« Je crois tout ce que je vois ! »

L’assertion « Je ne crois que ce que je vois » a glissé discrètement vers une nouvelle forme : « je crois tout ce que je vois ». Une ère où le paraître fait foi est née ; la bulle médiatique participe activement à son essor.

Depuis St-Thomas, auteur présumé de la première assertion prononcée en ses débuts d’apôtre, un long cycle de successions s’est déroulé. Le religieux céda son rang à la raison, la raison aux sciences, les sciences aux technologies, les technologies au marketing et au marché. Parallèlement, la Révélation de Dieu céda son rang aux philosophies des hommes, les philosophies aux doctrines (idéologies économiques et politiques), les doctrines aux pragmatismes, les pragmatismes à l’opportunisme et la passion.

Sans disparaître, chaque élément fut asservi par l’élément dominant. Aujourd’hui, le marché, dominant, instrumentalise le reste.

Le religieux devient des rituels apparents et des codes sociaux compatibles avec des valeurs mercantiles comme l’opulence et l’égoïsme. Cela inscrit la foi dans la logique du marché qui l’apprécie en fonction des profits qu’elle génère. Autrefois, elle dut couler dans des moules aristotéliciens pour rester crédible.

La raison, battante elle fut face aux religieux, se plie, sauf exception, aux règles de l’offre et de la demande pauvres de sens.

Les sciences, autrefois pures et impartiales, scrutent les apparences pour réduire les vérités aux seuls signes superficiels, elles qualifient les vérités en fonction de leur rentabilité, et divulguent les secrets de nos mécanismes de décision aux marketeurs.

La technologie, elle, fabrique des écrans, généreux de couleurs, et précis, et achemine les étalages (objets, culture, mode de vie, …) jusqu’au fin fond de notre vie intime. Elle fabrique aussi des armes contre qui s’oppose à l’expansion du marché, et défend ses ressources.
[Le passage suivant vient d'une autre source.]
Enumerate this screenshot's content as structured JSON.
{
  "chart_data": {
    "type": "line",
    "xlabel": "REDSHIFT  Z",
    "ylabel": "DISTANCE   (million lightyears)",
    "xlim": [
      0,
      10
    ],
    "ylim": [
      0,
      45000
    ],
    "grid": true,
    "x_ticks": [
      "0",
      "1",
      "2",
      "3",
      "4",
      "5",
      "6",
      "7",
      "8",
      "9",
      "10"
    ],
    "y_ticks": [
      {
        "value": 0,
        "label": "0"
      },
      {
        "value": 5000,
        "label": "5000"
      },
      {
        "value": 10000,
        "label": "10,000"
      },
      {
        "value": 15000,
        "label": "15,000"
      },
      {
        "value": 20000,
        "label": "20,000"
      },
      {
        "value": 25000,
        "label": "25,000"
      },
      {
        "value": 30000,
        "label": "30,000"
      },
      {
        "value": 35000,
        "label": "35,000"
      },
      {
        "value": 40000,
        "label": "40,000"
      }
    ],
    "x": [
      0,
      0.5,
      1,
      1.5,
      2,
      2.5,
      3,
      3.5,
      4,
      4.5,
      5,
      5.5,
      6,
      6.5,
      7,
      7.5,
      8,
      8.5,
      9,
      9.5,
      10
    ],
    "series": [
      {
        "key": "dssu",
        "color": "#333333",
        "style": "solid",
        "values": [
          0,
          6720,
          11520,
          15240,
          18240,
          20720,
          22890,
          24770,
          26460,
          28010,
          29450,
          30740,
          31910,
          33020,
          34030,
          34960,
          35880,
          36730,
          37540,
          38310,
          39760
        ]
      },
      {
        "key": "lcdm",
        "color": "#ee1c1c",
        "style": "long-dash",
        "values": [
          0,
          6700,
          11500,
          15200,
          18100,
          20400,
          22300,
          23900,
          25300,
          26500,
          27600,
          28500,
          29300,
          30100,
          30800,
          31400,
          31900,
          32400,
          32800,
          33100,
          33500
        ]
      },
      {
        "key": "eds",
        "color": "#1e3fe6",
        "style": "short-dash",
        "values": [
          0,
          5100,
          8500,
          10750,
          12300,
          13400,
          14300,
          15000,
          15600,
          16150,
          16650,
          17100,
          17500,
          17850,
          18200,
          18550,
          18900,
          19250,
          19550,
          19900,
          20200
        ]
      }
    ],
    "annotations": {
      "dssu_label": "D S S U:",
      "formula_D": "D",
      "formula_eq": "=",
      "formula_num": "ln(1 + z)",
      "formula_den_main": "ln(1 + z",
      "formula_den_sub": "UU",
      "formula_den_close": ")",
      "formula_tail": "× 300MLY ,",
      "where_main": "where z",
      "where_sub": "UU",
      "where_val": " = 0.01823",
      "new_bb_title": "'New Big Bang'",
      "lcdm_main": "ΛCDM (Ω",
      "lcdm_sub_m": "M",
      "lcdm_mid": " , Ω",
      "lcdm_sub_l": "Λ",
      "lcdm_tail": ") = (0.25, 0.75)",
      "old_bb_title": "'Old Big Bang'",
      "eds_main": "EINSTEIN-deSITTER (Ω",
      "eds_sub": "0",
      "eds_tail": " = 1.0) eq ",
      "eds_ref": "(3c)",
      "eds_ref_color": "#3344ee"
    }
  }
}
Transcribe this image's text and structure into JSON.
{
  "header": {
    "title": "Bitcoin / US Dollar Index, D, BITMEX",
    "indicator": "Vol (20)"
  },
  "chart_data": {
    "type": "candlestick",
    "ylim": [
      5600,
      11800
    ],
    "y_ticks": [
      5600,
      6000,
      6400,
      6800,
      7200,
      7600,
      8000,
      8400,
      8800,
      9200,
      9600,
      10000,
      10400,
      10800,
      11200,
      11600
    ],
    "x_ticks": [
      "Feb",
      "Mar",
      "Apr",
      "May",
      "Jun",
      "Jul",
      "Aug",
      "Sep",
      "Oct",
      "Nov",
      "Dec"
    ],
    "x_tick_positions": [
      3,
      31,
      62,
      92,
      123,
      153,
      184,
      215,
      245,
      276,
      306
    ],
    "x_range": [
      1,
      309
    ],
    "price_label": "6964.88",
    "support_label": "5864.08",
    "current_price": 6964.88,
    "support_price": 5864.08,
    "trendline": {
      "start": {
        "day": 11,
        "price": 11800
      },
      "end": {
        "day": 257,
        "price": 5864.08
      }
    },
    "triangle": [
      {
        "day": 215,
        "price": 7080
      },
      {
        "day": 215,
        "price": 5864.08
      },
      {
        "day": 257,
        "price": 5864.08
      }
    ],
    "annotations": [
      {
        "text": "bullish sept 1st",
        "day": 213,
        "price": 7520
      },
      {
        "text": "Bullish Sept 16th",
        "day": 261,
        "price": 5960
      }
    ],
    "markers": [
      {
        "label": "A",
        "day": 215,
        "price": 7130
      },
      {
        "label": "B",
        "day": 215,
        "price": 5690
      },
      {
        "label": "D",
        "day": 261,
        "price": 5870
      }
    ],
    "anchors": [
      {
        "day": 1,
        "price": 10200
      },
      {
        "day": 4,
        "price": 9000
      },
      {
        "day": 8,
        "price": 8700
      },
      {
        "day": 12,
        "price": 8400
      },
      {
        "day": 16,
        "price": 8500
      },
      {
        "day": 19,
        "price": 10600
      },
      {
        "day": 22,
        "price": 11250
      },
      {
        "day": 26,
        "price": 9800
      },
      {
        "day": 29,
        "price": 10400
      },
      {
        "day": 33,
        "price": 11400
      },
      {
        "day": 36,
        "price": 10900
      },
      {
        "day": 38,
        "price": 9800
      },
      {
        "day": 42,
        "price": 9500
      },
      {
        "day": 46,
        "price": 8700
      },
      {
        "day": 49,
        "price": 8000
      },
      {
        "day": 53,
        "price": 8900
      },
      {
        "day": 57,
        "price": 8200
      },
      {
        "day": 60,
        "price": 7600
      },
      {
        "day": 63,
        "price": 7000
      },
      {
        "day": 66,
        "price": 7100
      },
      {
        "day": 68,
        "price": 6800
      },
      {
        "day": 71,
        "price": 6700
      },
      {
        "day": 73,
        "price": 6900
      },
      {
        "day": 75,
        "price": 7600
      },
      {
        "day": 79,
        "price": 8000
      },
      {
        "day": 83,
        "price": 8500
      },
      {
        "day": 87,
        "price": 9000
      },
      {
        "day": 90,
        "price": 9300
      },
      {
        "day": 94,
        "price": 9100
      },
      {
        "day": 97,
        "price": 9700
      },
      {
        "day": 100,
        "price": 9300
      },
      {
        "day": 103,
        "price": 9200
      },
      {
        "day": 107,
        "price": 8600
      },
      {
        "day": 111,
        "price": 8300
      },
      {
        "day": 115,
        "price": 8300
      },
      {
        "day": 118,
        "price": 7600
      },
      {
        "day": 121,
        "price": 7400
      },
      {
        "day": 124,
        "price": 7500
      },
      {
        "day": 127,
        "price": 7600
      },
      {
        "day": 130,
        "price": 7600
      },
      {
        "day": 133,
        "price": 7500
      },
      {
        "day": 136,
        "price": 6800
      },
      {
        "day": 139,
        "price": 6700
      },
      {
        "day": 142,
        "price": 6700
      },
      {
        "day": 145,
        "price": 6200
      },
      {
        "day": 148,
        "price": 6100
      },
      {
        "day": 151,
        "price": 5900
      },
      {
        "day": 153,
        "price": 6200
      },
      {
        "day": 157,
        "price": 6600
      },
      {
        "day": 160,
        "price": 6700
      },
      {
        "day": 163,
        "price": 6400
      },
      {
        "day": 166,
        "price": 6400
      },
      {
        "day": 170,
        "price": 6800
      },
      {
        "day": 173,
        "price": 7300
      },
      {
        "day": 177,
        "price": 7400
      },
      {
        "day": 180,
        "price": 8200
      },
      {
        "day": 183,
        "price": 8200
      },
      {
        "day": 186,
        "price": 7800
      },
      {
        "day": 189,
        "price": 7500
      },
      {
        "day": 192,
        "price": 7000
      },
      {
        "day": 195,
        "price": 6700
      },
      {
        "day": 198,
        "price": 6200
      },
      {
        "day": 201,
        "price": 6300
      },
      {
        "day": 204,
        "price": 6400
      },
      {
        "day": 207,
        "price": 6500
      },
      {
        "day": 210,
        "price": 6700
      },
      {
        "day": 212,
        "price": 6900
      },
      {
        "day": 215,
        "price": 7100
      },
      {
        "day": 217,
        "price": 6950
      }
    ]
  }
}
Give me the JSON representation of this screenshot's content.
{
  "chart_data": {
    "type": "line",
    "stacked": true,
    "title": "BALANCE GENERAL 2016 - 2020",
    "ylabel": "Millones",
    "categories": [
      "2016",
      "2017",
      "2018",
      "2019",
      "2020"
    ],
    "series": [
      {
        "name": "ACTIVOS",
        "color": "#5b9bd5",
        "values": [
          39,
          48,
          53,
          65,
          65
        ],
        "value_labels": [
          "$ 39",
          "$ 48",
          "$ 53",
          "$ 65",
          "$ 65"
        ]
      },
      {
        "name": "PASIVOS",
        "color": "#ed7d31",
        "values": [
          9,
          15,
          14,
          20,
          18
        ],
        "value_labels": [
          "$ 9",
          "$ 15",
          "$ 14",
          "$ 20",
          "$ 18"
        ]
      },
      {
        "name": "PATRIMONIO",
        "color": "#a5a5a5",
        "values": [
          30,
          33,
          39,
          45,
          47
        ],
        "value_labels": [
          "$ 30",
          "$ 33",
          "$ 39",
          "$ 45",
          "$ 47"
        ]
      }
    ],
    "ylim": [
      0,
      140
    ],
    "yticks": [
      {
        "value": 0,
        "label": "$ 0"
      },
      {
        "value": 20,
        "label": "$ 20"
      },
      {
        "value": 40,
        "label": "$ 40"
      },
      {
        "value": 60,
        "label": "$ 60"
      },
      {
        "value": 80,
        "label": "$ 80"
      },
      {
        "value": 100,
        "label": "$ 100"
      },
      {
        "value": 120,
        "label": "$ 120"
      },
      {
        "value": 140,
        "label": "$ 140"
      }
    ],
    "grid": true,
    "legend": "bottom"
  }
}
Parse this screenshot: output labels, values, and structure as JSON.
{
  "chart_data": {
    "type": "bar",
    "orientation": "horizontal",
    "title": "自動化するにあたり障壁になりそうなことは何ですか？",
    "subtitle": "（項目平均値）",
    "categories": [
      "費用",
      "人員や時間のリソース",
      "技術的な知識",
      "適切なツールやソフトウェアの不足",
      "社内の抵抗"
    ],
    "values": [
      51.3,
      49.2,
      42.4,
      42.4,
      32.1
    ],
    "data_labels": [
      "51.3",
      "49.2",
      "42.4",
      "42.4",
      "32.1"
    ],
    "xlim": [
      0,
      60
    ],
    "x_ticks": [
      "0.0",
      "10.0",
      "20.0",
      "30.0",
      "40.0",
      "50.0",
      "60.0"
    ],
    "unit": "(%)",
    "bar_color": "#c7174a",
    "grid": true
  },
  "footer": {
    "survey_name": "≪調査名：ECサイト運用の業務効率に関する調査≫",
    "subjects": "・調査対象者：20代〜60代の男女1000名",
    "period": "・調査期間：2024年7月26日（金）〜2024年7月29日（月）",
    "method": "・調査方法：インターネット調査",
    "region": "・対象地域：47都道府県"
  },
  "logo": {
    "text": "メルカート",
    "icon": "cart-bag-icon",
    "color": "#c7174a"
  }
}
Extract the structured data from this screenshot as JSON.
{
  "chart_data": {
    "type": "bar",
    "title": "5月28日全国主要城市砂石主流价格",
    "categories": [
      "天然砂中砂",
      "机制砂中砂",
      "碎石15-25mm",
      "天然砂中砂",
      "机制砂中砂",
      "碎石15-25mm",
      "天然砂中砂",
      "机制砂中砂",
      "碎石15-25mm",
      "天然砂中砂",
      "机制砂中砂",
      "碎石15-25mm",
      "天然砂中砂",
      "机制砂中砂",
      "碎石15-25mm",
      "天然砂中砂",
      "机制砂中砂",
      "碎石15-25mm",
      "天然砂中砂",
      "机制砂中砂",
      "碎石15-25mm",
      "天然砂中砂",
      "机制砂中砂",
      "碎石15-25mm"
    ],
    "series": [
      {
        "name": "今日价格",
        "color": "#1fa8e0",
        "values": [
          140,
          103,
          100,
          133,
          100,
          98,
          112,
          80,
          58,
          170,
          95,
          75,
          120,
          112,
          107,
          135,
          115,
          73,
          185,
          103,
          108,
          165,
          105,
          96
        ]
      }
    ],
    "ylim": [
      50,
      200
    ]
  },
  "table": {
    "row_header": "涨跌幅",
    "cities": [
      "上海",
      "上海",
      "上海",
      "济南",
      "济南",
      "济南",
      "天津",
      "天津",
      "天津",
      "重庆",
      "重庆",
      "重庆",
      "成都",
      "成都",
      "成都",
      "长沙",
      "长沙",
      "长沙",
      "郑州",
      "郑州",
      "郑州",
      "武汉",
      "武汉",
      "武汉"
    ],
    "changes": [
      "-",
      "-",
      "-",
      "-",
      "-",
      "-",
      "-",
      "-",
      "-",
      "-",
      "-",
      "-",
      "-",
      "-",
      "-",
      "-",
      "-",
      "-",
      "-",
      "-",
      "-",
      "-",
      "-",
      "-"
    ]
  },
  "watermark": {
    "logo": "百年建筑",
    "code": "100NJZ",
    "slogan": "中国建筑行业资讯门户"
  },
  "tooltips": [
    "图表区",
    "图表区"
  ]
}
En fin, le marketing au sens large (économique, politique et culturel) embellit et influence.

Le règne du marché est le règne de l’égo. Il lui promet un accès sans censure aux jouissances de ce bas monde. Paradoxalement, assoiffé et passionné, l’égo est autant frustré à l’image d’un mirage qui inflige au voyageur autant de déceptions que fut sa motivation de s’y abreuver. En fait, les promesses de satisfaction faites à l’égo, sont tendues en guise de carotte pour l’exploiter. Le marché n’apporte pas la satisfaction à l’égo, mais lui vend des produits censés l’y amener.

Le marché, identifiant l’humain à un consommateur, a tout intérêt à ce que les vérités se résument aux apparences. Si les étalages ont l’air vrai, il faut croire qu’ils le sont forcément. Une belle pomme est forcément bonne. Un vendeur qui porte bien son costume est forcément honnête. Une femme qui sourit est une femme heureuse. Des vérités comme on en voit dans les publicités.

Ceux « qui veulent la vie ici-bas », armés d’une volonté de fer, moines du marché, ont besoin que l’être humain renonce à la profondeur et au sens, et qu’il surfe sur les apparences. Ils ont besoin de le réduire à ses mécanismes instinctifs assez prévisibles et instrumentalisables.

Comme autrefois, lorsque la Révélation éleva des gens et en rabaissa d’autres, cette dynamique amincissante élève certains et en rabaisse d’autres. Le mensonge, le synthétique, sont de mise. Les « stars » dans tous les domaines sont ceux qui réussissent à réaliser des écarts record entre le fond et la façade. Ceux qui, à partir de la même réalité, réussissent à donner une meilleure fausse impression. Une situation peu glorieuse peut ainsi être présentée comme tout à fait honorable, une situation qui suscite l’écœurement peut être mise en scène d’une façon qui suscite l’empathie.

Réduire les vérités à une simple apparence, mène à une société de vitrine et de façade qui réserve aux êtres solitude et violence.  « … Restera alors – à l’approche du jour dernier – les pires gens, vifs comme des oiseaux et ayant des esprits de fauves »[i], dit le Prophète, paix et salut sur lui, en décrivant ce modèle bipolaire extrême où le fond et la forme sont diamétralement opposés. Nous n’en sommes pas encore là. Mais il est temps d’inverser la tendance.

 


[i] Extrait d’un récit prophétique rapporté par Muslim d’après Abdullâh Ibn Amr.